Apple pies have been branded racist by a columnist who claimed the dessert had ‘bloody origins.’
Food writer Raj Patel said America’s favourite treat was linked to ‘a vast and ongoing genocide of indigenous people.’
He highlighted how the apple had been brought to the country by English colonisers who planted trees as ‘markers of civilisation.’
The sugar in the crust is linked to the slave trade in New Orleans while the gingham cloth the pie is traditionally left on to cool was culturally appropriated from Native Americans, according to Mr Patel.
The piece was published with little attention in the Guardian last month but has since blown up on Twitter, prompting yet another debate about ‘cancel culture.’
Apple pies have long been associated with American culture, with the phrase ‘as American as apple pie’ a common saying.
The backlash began with one person tweeting: ‘The “woke” #CancelCulture mob seeks to destroy everything that is American and/or good. Now going after Apple Pie.’

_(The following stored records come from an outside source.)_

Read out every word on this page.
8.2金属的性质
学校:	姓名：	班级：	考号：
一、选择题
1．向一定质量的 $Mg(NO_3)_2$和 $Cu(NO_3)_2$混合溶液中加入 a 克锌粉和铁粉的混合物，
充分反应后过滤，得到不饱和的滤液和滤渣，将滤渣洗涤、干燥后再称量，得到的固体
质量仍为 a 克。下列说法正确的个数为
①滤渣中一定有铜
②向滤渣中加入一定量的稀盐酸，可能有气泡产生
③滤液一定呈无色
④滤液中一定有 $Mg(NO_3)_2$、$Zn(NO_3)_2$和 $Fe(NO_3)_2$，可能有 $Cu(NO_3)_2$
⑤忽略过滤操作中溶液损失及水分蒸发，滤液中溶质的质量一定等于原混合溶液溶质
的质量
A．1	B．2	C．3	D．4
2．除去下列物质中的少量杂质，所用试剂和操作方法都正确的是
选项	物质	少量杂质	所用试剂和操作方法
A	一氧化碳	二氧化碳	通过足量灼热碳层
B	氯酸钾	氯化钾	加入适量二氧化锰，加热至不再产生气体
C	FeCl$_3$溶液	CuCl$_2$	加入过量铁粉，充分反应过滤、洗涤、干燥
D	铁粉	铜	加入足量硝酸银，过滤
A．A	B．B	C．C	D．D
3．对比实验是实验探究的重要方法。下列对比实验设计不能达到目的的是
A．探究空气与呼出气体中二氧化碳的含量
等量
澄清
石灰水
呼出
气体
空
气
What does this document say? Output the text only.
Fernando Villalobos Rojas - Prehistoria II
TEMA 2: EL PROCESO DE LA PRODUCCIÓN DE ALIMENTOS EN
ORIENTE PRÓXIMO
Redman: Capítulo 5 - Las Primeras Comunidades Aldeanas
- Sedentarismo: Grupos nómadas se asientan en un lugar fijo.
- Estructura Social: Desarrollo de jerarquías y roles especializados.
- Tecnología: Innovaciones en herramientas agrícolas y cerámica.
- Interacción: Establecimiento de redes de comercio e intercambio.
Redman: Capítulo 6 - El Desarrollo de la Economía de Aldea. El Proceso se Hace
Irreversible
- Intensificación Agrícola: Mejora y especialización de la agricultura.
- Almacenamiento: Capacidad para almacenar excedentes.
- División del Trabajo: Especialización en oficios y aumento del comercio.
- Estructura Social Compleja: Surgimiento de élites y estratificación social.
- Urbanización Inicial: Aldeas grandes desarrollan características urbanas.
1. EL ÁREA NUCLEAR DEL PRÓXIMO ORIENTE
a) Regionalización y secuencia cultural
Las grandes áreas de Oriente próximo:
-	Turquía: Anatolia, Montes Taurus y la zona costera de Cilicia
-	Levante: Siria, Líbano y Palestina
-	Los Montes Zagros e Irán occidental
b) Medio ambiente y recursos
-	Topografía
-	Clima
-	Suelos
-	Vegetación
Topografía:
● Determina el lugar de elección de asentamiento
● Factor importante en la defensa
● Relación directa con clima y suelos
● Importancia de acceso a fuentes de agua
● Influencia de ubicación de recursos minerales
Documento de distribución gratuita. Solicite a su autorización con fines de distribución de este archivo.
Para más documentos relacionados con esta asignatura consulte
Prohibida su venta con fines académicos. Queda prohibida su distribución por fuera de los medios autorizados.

Another said it sound liked a parody while a third said: ‘this is why we can’t have nice things.’
In the column, titled ‘Food injustice has deep roots: let’s start with America’s apple pie’, the British-Indian writer said Americans were suffering from amnesia over their food culture and identity and its links to colonial roots.
He wrote: ‘Apples traveled to the western hemisphere with colonists in the 1500s in what used to be called the Columbian Exchange, but is now better understood as a vast and ongoing genocide of Indigenous people.’
His piece also took aim at the ‘violence, exploitation, poverty and profit’ involved in the production of chocolate, tuna sandwiches and chicken nuggets.
While some were quick to decry the attack on their freedom to eat dessert, others rolled their eyes and tried to move the debate one.
One person wrote: ‘There are still people in this world who are having sleep for dinner tonight, yet we’ve decided that “food justice” means arguing about whether apple pie is racist.’